Another in a series of farewell columns. This time, it is Bill Dwyre.
Dwyre has been writing columns since 2006. Yet he is known for building a truly great staff during 25 years as sports editor of the Los Angeles Times. His work was recognized by his peers when he received the prestigious Red Smith Award from the Associated Press Sports Editors in 1996 for service to sports journalism.
Now it helps to have a clean-up hitter like Jim Murray as your columnist, as was the case during much of Dwyre’s long run as sports editor. But Dwyre also launched and nurtured the careers of many sportswriters. There’s this entry from his Wikipedia page:
Dwyre rose to national prominence with the Los Angeles 1984 Summer Olympics, for which he mobilized a staff of more than 100, including 59 credentialed reporters, at that time the largest of its kind for Olympic coverage. The staff published 24 special daily editions, most of them 44 pages, of Olympic coverage in addition to the paper’s regular sports section. It was an unprecedented display of newspaper Olympic coverage for which Dwyre had seemingly boundless budgetary and personnel resources. The success of the ’84 Summer Games as reflected in the excellence of the L.A. Times’ coverage garnered Dwyre several awards, including National Editor of the Year from the National Press Club in Washington, D.C.; the National Headliner Award from the Press Club of Atlantic City; and the Los Angeles Times Award for Sustained Excellence, all conferred in 1985.
Dwyre also excelled in his Act 2 as a columnist. I always looked forward to reading his columns on golf’s majors in the Chicago Tribune.
In his farewell column, he wrote about “a red-haired college grad who found a way to feed his family and fell in love with that way.”
(He) never forgot the feeling he had one day, back in Milwaukee, a stop along his way. He was so green he could hide in front of Jack’s beanstalk, but he talked his way into a chance to write an actual story.
He was assigned to a high school cross-country meet. There may be lower-profile news in sports, but you’d have to look long and hard.
He so badly wanted to write something that didn’t belabor the obvious, a disease on many sports pages. But there wasn’t anything. Teenage boys ran, some faster than others. Their coaches were either happy or unhappy. He saw no story. He had no hope.
And then, as if dropped from heaven, came a tiny figure climbing the final hill, struggling. His name was Torre Fricano, he was an undersized freshman at a high school named Messmer. He was so far behind in dead last that he was in danger of missing the team bus.

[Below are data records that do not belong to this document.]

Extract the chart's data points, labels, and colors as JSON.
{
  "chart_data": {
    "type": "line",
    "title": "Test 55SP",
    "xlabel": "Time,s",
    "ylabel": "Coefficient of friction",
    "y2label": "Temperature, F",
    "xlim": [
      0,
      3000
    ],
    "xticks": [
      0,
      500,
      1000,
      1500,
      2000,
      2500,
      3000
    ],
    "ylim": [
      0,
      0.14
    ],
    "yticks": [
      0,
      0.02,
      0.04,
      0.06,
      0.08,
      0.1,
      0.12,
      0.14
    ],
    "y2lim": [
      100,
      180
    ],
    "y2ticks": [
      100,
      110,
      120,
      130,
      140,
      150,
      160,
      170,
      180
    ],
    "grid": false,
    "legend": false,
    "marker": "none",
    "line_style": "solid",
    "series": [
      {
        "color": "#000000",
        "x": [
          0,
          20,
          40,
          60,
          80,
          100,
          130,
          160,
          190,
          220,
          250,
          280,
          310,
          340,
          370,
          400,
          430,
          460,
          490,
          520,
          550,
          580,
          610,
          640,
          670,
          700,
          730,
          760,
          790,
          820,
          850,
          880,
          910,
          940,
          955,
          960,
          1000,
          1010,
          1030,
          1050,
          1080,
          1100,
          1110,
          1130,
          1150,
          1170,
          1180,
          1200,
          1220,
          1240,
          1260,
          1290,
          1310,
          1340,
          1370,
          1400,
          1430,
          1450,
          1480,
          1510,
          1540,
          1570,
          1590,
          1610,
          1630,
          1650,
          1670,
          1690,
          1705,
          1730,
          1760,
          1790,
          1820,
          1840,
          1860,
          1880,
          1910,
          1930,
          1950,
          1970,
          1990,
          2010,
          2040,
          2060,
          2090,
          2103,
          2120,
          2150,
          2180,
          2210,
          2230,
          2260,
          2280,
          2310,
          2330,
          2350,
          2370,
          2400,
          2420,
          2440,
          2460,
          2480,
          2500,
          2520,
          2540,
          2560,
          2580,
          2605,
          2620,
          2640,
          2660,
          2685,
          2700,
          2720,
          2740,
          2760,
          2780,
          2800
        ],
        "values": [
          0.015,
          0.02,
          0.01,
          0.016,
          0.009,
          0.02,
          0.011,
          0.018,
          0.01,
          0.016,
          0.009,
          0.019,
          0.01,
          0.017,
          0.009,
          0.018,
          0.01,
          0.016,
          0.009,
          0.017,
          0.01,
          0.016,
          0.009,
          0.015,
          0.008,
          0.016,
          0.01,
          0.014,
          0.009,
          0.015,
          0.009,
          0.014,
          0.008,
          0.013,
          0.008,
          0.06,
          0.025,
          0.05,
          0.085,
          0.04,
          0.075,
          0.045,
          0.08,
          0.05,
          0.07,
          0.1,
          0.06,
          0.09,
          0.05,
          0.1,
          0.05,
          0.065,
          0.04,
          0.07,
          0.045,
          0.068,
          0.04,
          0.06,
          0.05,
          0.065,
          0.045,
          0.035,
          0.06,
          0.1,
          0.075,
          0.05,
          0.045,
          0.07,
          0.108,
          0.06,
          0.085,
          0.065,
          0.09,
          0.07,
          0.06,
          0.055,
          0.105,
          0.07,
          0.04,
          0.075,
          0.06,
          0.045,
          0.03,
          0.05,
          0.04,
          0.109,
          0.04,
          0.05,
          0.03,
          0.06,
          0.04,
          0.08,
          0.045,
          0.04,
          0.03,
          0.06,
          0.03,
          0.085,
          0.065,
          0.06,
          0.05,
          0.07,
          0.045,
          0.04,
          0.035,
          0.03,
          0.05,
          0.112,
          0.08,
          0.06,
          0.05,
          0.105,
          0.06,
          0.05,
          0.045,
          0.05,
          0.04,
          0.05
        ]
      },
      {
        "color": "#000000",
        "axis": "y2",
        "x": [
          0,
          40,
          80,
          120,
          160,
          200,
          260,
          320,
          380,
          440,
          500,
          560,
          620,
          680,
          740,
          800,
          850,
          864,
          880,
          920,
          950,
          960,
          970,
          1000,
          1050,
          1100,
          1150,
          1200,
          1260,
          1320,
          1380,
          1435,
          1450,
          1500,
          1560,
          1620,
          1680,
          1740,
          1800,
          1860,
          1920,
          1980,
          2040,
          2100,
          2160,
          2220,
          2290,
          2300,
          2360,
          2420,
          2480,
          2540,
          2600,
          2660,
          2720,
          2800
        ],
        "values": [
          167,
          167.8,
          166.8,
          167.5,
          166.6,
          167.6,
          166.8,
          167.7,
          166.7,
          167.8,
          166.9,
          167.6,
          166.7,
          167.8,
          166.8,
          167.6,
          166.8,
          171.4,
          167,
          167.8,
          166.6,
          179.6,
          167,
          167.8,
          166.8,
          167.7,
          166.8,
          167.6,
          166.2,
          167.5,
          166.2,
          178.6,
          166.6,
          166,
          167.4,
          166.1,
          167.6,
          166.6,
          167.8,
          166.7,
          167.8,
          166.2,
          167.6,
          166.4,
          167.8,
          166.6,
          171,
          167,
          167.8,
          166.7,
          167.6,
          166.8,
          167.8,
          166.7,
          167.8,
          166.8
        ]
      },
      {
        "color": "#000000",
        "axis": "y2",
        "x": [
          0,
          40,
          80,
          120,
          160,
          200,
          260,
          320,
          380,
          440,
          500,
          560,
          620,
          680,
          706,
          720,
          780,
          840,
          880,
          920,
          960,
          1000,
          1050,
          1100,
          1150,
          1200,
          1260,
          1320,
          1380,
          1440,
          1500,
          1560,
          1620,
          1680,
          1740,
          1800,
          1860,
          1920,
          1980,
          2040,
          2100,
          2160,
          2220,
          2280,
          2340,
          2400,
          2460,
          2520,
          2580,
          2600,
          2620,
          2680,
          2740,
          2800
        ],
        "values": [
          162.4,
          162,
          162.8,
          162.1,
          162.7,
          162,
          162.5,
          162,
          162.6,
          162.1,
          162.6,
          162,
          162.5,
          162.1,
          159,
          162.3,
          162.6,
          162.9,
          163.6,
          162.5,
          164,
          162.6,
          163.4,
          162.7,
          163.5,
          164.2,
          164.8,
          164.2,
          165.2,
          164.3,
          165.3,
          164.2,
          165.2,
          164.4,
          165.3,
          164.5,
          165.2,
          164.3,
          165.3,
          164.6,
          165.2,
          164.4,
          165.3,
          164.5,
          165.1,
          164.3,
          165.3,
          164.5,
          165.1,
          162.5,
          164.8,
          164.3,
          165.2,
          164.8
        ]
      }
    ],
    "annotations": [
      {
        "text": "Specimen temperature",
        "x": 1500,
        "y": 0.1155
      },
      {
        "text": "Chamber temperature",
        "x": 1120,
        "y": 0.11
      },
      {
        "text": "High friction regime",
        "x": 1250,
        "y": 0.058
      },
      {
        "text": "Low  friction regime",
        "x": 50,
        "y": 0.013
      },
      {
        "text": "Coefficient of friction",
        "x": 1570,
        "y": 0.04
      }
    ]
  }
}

He collapsed across the finish line and was scooped up by a man the size and build of a big bear. He was Don Simeth, Fricano’s coach, and his gentle message to the sobbing youngster was that finishing last was not a bad thing. Not finishing was.
The young reporter wrote about that. Not the winner. Not the best team. Not the course or weather. He wrote about the freshman last-place finisher and his burly coach.
It got in the paper that way. He was called in and told he should have at least mentioned the winner. Three or four callers to the sports desk said the same thing.
He never felt he had done it wrong. He found a story where there wasn’t one. He learned there is always a story, that you just have to look harder. He never forgot the lesson, or Fricano and Simeth.